Learning to love books is the first stage in children learning to read. Without children developing an enjoyment for looking at and sharing books, they are not going to be willing to learn to read. However, reading does not just start with the letters on the page. 


The early stages of reading begin with learning to turn the pages and showing an interest in books. Children might develop a love for a certain book and want it to read to them time and time again. Following this, children begin to learn about the direction the text flows in and they start to use their own language to tell the story from the pictures they can see. Story telling is a key part of building up vocabulary and creativity in how we portray what is happening through the illustrations. Once children are confident with the handling of books and are showing an interest in what they see, they will begin to start recognising letters and sounds within the text. This might begin with finding the letters of their name and then will move onto recognising sounds in sequence to begin blending. When children are confident in blending sounds together, they can begin to read simple sentences and then they begin to develop fluency and a range of skills to decode.


Throughout the journey of a book, it is not just about reading the text. Children must develop an understanding of what is happening. By using questions to provoke deeper thinking, to check for understanding and to predict endings is key to a child’s comprehension of a story.



 At Huili Nursery Hangzhou, children are exposed to books throughout the environment. Each classroom has a bookshelf and a reading corner, where the children can access books freely. Books are often used as prompts in other areas of the classroom to spark conversation, give ideas or to enable children to undergo research within a topic of interest. There is print all around the classroom, from signs for where things go, to prompts for provocations, to documentation on the walls.



Reading is everywhere. We do not just read from a book. This is another important thing for children to understand and to be exposed to. When you are out and about it is important to talk to your child about the print you can see around you. For example, the labels on the packaging of food items in the supermarket, the signs on the shop fronts, the text on the road signs, the stops on the metro.                   

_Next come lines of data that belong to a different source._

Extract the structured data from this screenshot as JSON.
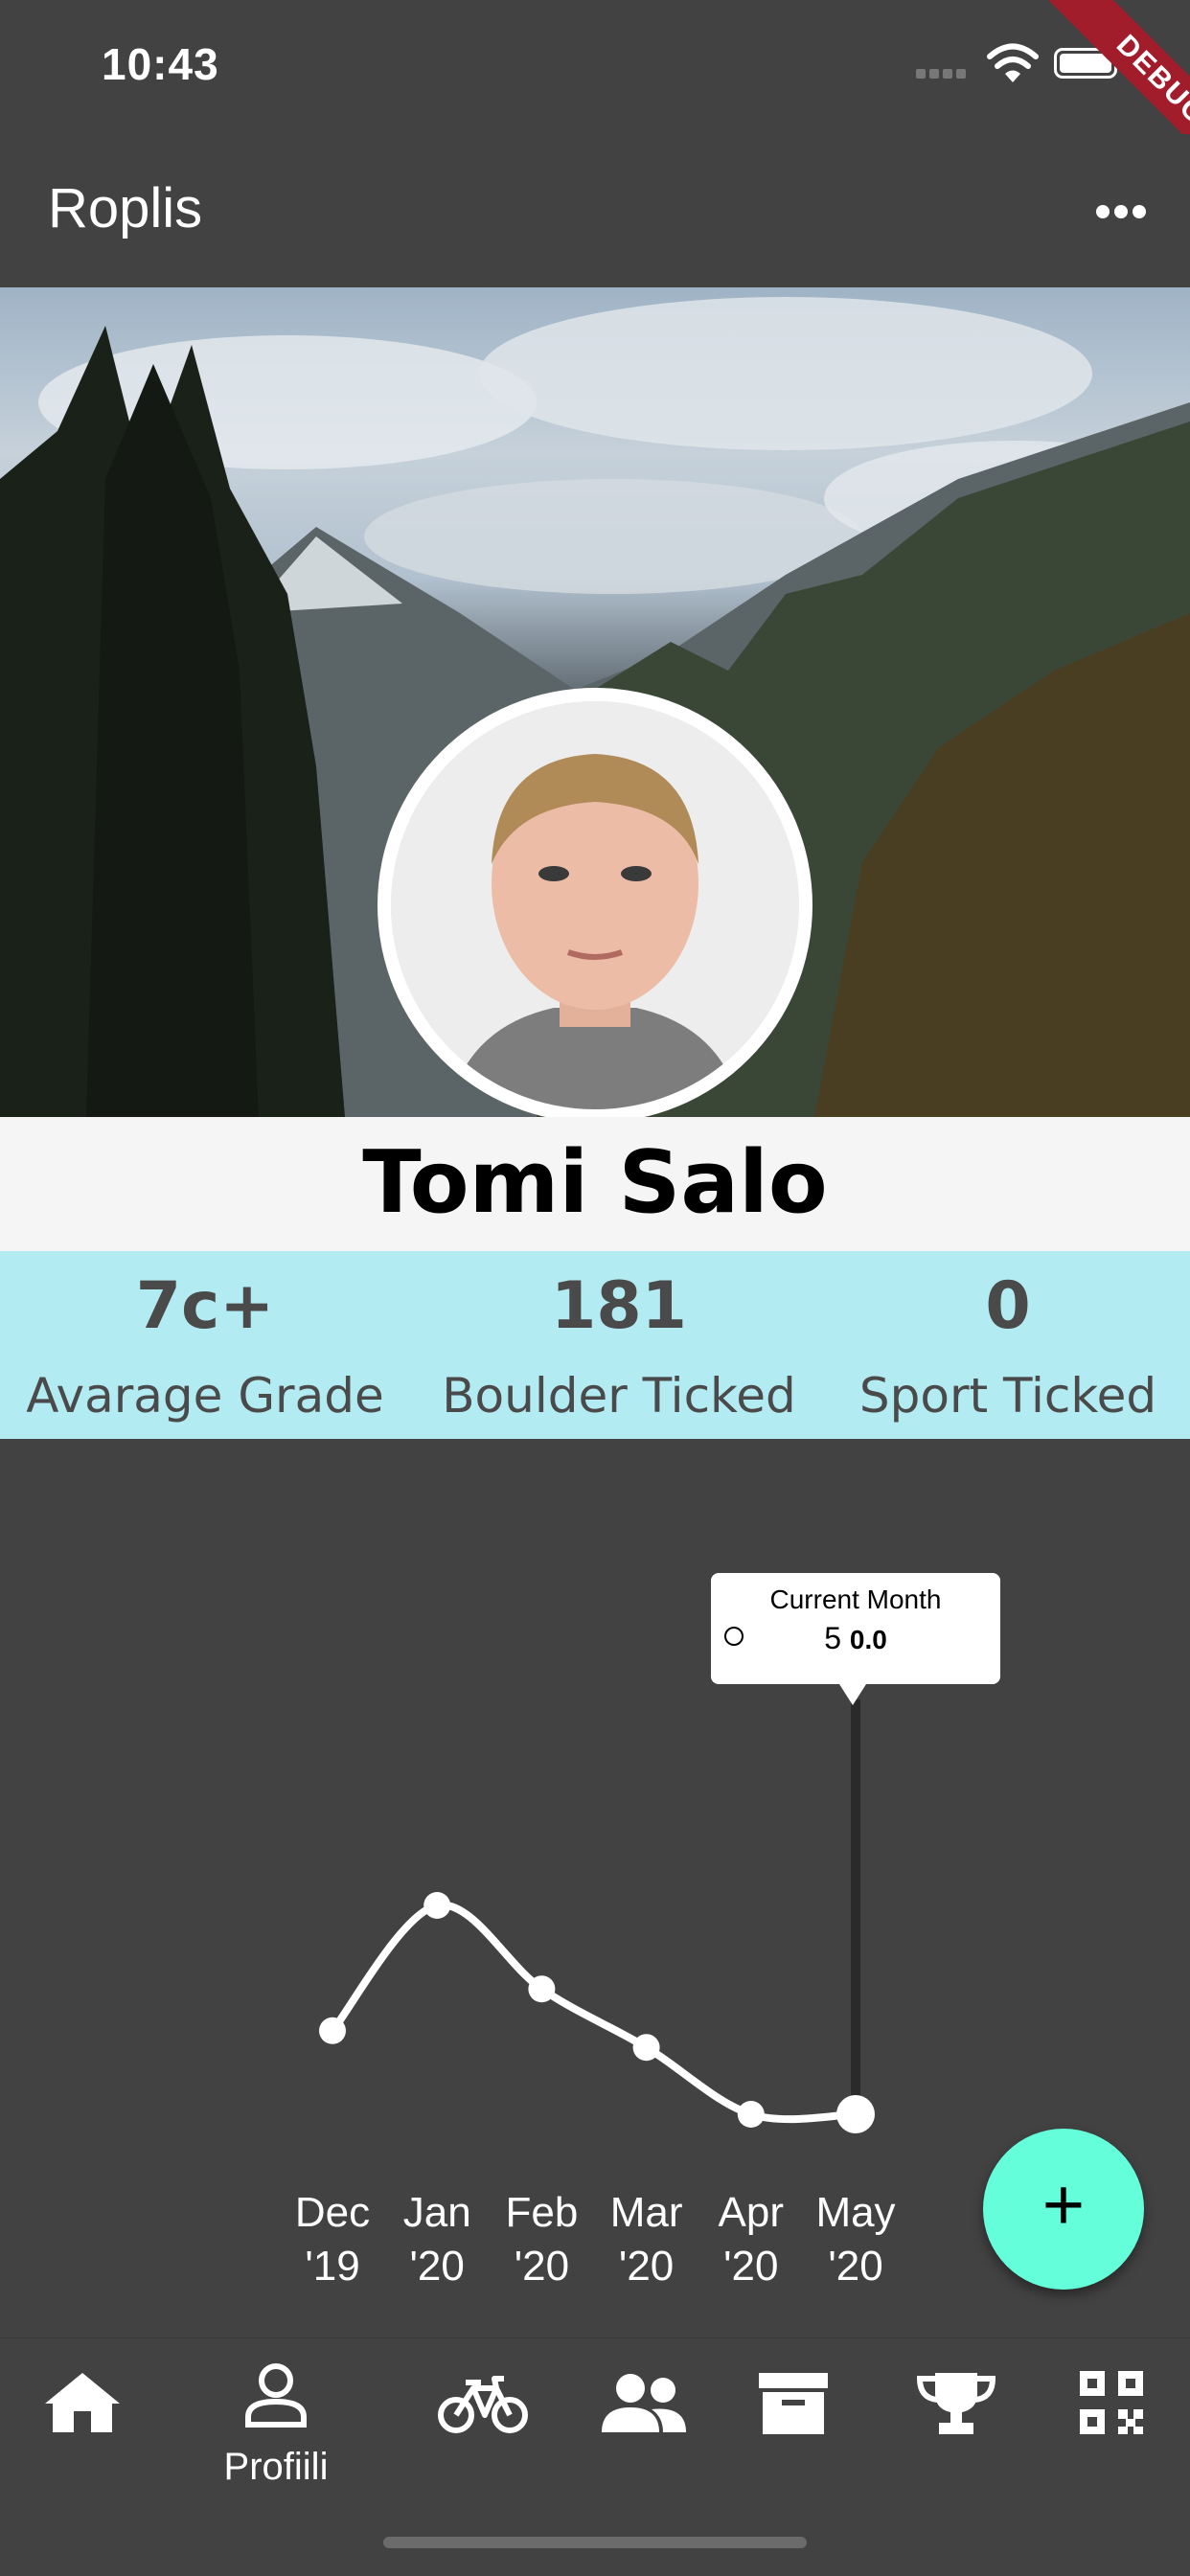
{
  "status_bar": {
    "time": "10:43"
  },
  "debug_banner": {
    "label": "DEBUG"
  },
  "app_bar": {
    "title": "Roplis"
  },
  "profile": {
    "name": "Tomi Salo"
  },
  "stats": [
    {
      "value": "7c+",
      "label": "Avarage Grade"
    },
    {
      "value": "181",
      "label": "Boulder Ticked"
    },
    {
      "value": "0",
      "label": "Sport Ticked"
    }
  ],
  "tooltip": {
    "title": "Current Month",
    "x": "5",
    "y": "0.0"
  },
  "chart_data": {
    "type": "line",
    "x": [
      0,
      1,
      2,
      3,
      4,
      5
    ],
    "values": [
      1.0,
      2.5,
      1.5,
      0.8,
      0.0,
      0.0
    ],
    "tick_labels": [
      {
        "month": "Dec",
        "year": "'19"
      },
      {
        "month": "Jan",
        "year": "'20"
      },
      {
        "month": "Feb",
        "year": "'20"
      },
      {
        "month": "Mar",
        "year": "'20"
      },
      {
        "month": "Apr",
        "year": "'20"
      },
      {
        "month": "May",
        "year": "'20"
      }
    ],
    "ylim": [
      0,
      2.5
    ],
    "grid": false,
    "selected_index": 5,
    "line_color": "#ffffff"
  },
  "fab": {
    "icon": "plus-icon"
  },
  "bottom_nav": {
    "items": [
      {
        "icon": "home-icon",
        "label": ""
      },
      {
        "icon": "person-icon",
        "label": "Profiili"
      },
      {
        "icon": "bicycle-icon",
        "label": ""
      },
      {
        "icon": "group-icon",
        "label": ""
      },
      {
        "icon": "archive-icon",
        "label": ""
      },
      {
        "icon": "trophy-icon",
        "label": ""
      },
      {
        "icon": "qr-code-icon",
        "label": ""
      }
    ]
  },
  "colors": {
    "background": "#424242",
    "stats_band": "#b2ebf2",
    "fab": "#64ffda",
    "debug": "#a11d2c"
  }
}
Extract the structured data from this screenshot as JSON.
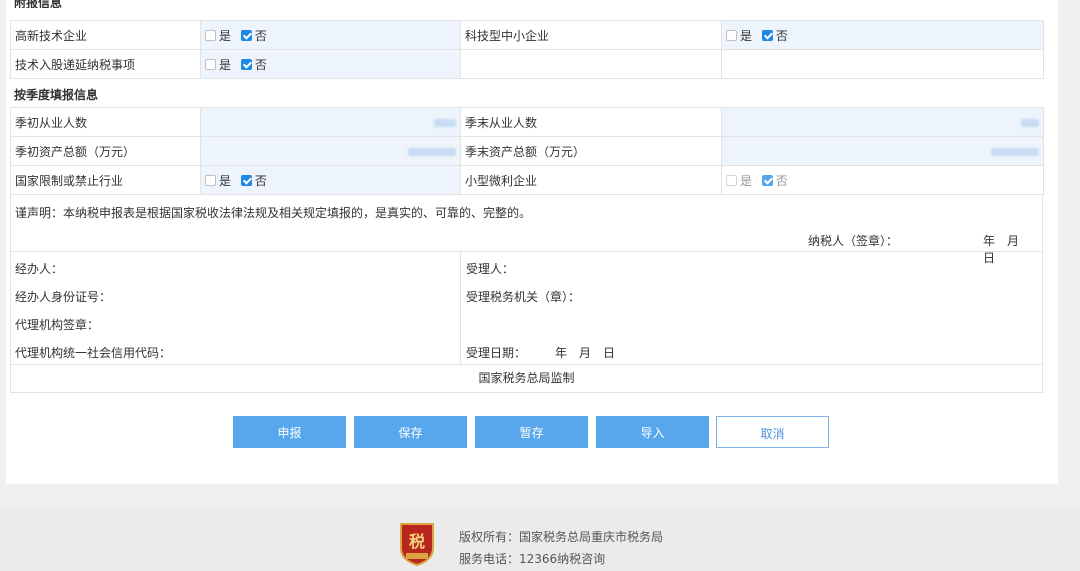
{
  "attached_section_title": "附报信息",
  "quarterly_section_title": "按季度填报信息",
  "options": {
    "yes": "是",
    "no": "否"
  },
  "rows": {
    "high_tech": {
      "label": "高新技术企业",
      "yes_checked": false,
      "no_checked": true
    },
    "tech_sme": {
      "label": "科技型中小企业",
      "yes_checked": false,
      "no_checked": true
    },
    "tech_share": {
      "label": "技术入股递延纳税事项",
      "yes_checked": false,
      "no_checked": true
    },
    "emp_start": {
      "label": "季初从业人数"
    },
    "emp_end": {
      "label": "季末从业人数"
    },
    "asset_start": {
      "label": "季初资产总额（万元）"
    },
    "asset_end": {
      "label": "季末资产总额（万元）"
    },
    "restricted": {
      "label": "国家限制或禁止行业",
      "yes_checked": false,
      "no_checked": true
    },
    "small_micro": {
      "label": "小型微利企业",
      "yes_checked": false,
      "no_checked": true,
      "disabled": true
    }
  },
  "declaration": {
    "text": "谨声明：本纳税申报表是根据国家税收法律法规及相关规定填报的，是真实的、可靠的、完整的。",
    "taxpayer_sign": "纳税人（签章）：",
    "date": "年　月　日"
  },
  "signature": {
    "handler": "经办人：",
    "handler_id": "经办人身份证号：",
    "agency_seal": "代理机构签章：",
    "agency_code": "代理机构统一社会信用代码：",
    "receiver": "受理人：",
    "tax_office": "受理税务机关（章）：",
    "receive_date_label": "受理日期：",
    "receive_date": "年　月　日"
  },
  "supervision": "国家税务总局监制",
  "buttons": {
    "submit": "申报",
    "save": "保存",
    "temp_save": "暂存",
    "import": "导入",
    "cancel": "取消"
  },
  "footer": {
    "copyright": "版权所有：国家税务总局重庆市税务局",
    "phone": "服务电话：12366纳税咨询",
    "logo_text": "税"
  },
  "colors": {
    "accent": "#58a7ec",
    "check": "#1e88e5",
    "cell_fill": "#eef4fc",
    "logo_red": "#b9261d"
  }
}
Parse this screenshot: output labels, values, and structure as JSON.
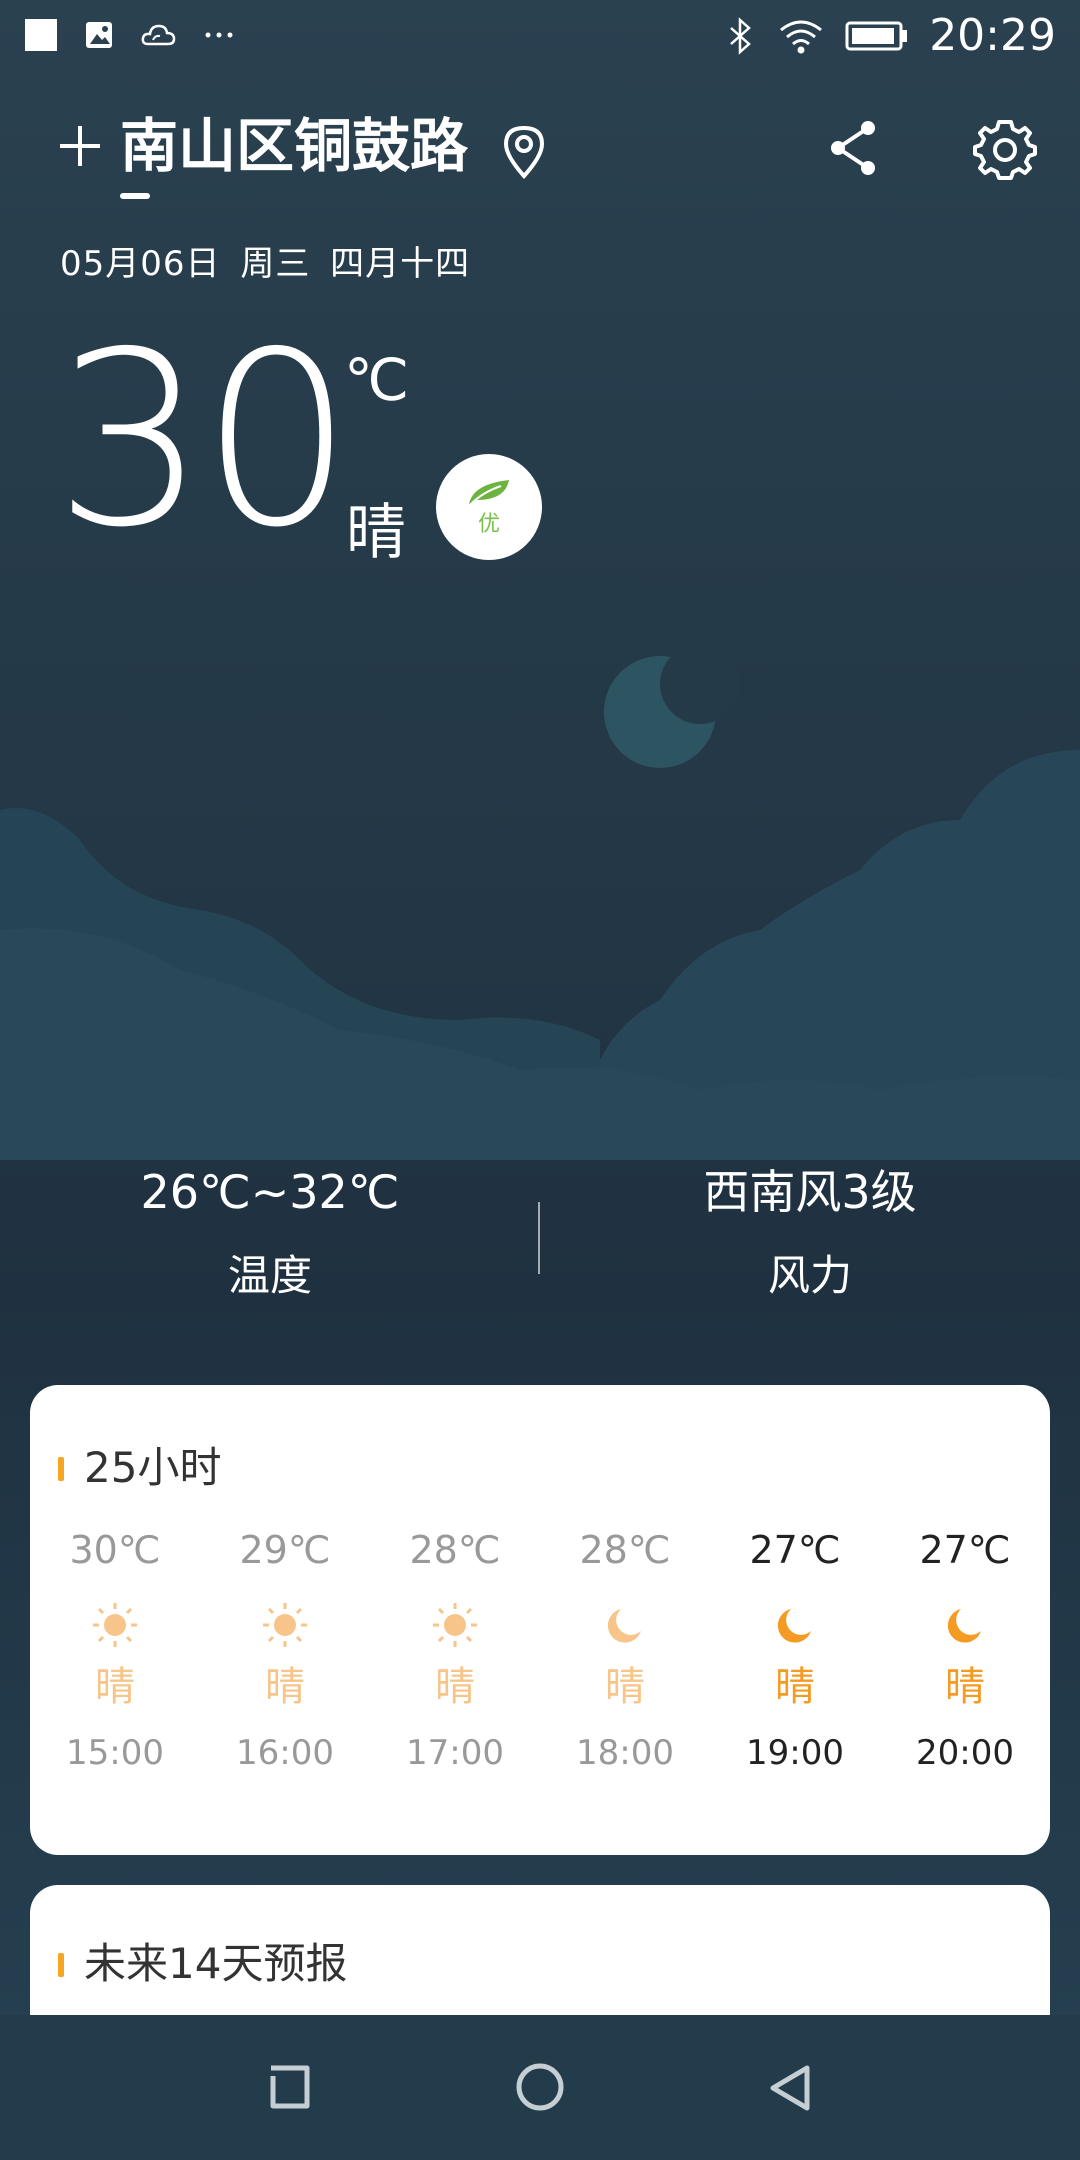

As adults, children are constantly looking at us as role models and by sharing our own love for books we can support children on their reading journey. Showing children how books are used in the environment, such as recipe books for cooking or atlases for discovering, gives them a sense of how they can use their skills to support them in everyday activities. Sharing the book you are reading with your child, allows them to explore the different styles of books.


Make sharing books a part of your routine at home. Value the time that you have with your child and make the most of them wanting to share stories with you. There are not many things better than snuggling in together with your child to read a book and share the magical adventure of story telling with each other.